Carcinome neuroendocrine à petites cellules du col de l'utérus : Comprendre votre rapport d'anatomopathologie

Par Jason Wasserman MD PhD FRCPC
31 août 2025


Le carcinome neuroendocrinien à petites cellules (SCNEC) est un type rare et agressif de cancer du col de l'utérus. Il se développe à partir de cellules cancéreuses de petite taille présentant des caractéristiques différenciation neuroendocrinienne, ce qui signifie qu'elles se comportent comme des cellules productrices d'hormones que l'on trouve généralement dans le corps. Parce que c'est un haut grade cancer, SCNEC a tendance à se développer rapidement et à se propager tôt.

Cette tumeur peut survenir n'importe où dans l'appareil reproducteur féminin, mais elle est plus fréquemment localisée au niveau du col de l'utérus. Lorsqu'elle se développe au niveau du col de l'utérus, elle est fortement associée à une infection par des types de virus à haut risque. papillomavirus humain (HPV), en particulier le VPH 16 et le VPH 18.

Quels sont les symptômes du carcinome neuroendocrinien à petites cellules ?

Les symptômes du SCNEC du col de l'utérus sont similaires à ceux des autres cancers du col de l'utérus. Ils dépendent de la taille de la tumeur et de sa propagation éventuelle au-delà du col de l'utérus.

Les symptômes courants comprennent:

  • Saignements vaginaux anormaux, pouvant survenir après un rapport sexuel, entre les règles ou après la ménopause.

  • Écoulement vaginal aqueux ou sanglant.

  • Douleur ou inconfort pelvien.

  • Douleur pendant ou après les rapports sexuels.

Étant donné que cette tumeur est agressive, certaines personnes peuvent déjà présenter des signes de propagation, tels que des douleurs dues à l’atteinte des organes voisins ou des symptômes liés à des métastases à distance.

Qui est atteint de ce cancer ?

Les SCNEC du col de l'utérus sont très rares. Elles représentent moins de 1 % de tous les cancers du col de l'utérus. L'âge moyen au moment du diagnostic est d'environ 48 ans, mais elles peuvent survenir aussi bien chez les patientes jeunes que âgées. Les SCNEC sur d'autres sites du tractus gynécologique, comme l'endomètre ou l'ovaire, sont encore moins fréquentes et se manifestent généralement plus tard dans la vie.

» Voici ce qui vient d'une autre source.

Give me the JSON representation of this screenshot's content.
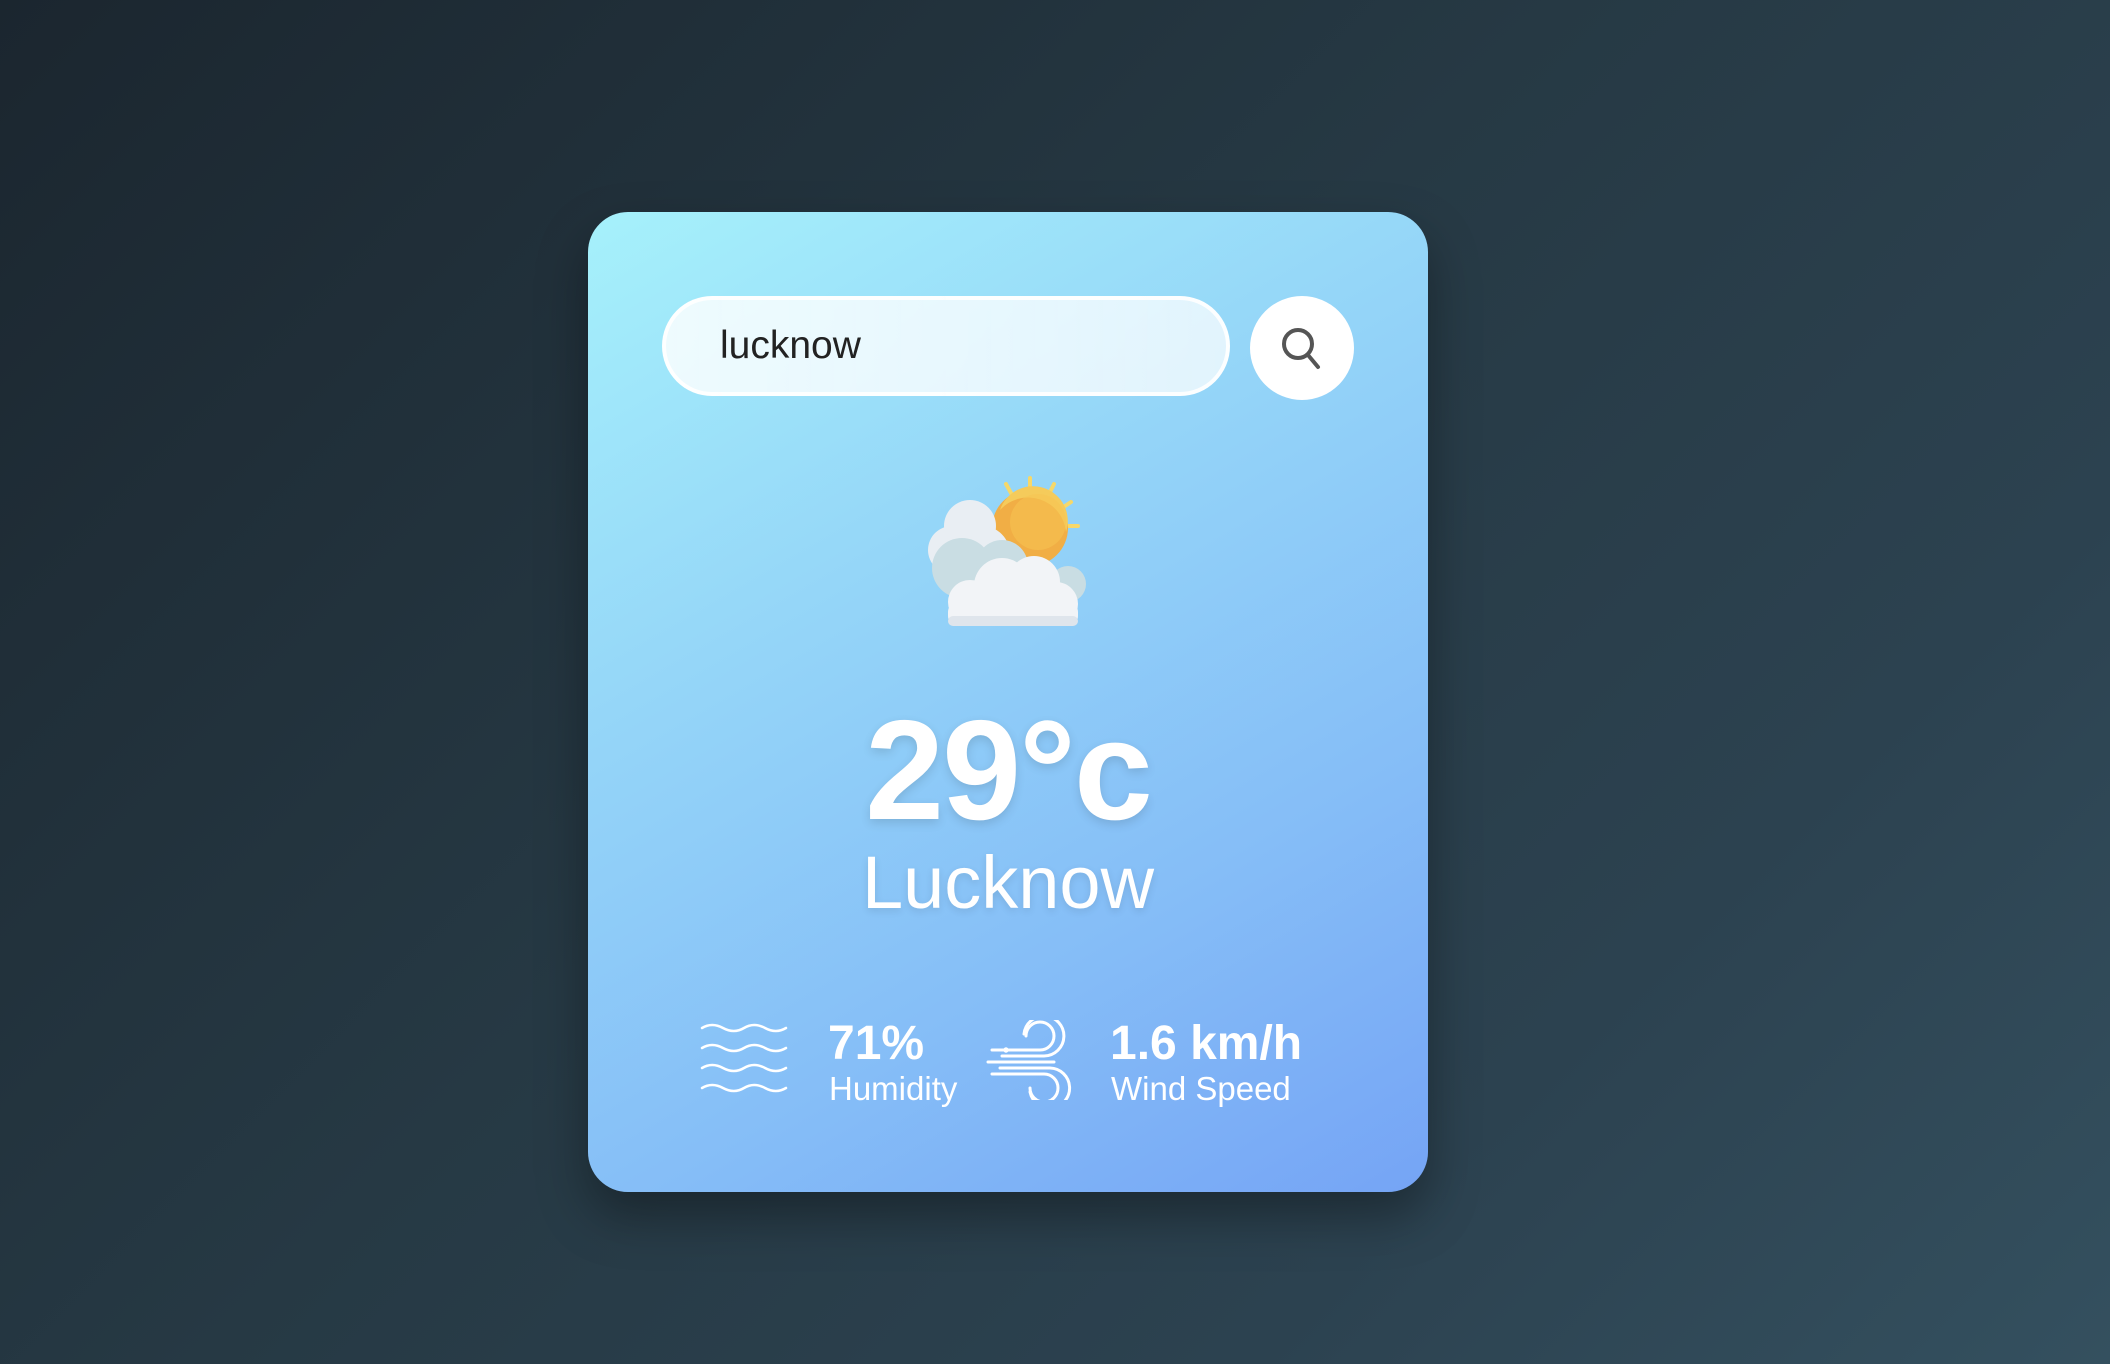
{
  "search": {
    "value": "lucknow",
    "button_icon": "search-icon"
  },
  "weather": {
    "icon": "partly-cloudy-icon",
    "temperature": "29°c",
    "city": "Lucknow"
  },
  "details": {
    "humidity": {
      "icon": "humidity-icon",
      "value": "71%",
      "label": "Humidity"
    },
    "wind": {
      "icon": "wind-icon",
      "value": "1.6 km/h",
      "label": "Wind Speed"
    }
  },
  "colors": {
    "card_gradient_start": "#a6f1fb",
    "card_gradient_end": "#75a4f5",
    "sun": "#f3b847",
    "text": "#ffffff"
  }
}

Quelles sont les causes du carcinome neuroendocrinien à petites cellules du col de l’utérus ?

La plupart des cas sont causés par une infection par VPH à haut risque, en particulier les types 16 et 18. Le VPH infecte les cellules du col de l'utérus et, avec le temps, peut modifier le matériel génétique de ces cellules. Ces modifications perturbent la croissance cellulaire normale et peuvent entraîner un cancer.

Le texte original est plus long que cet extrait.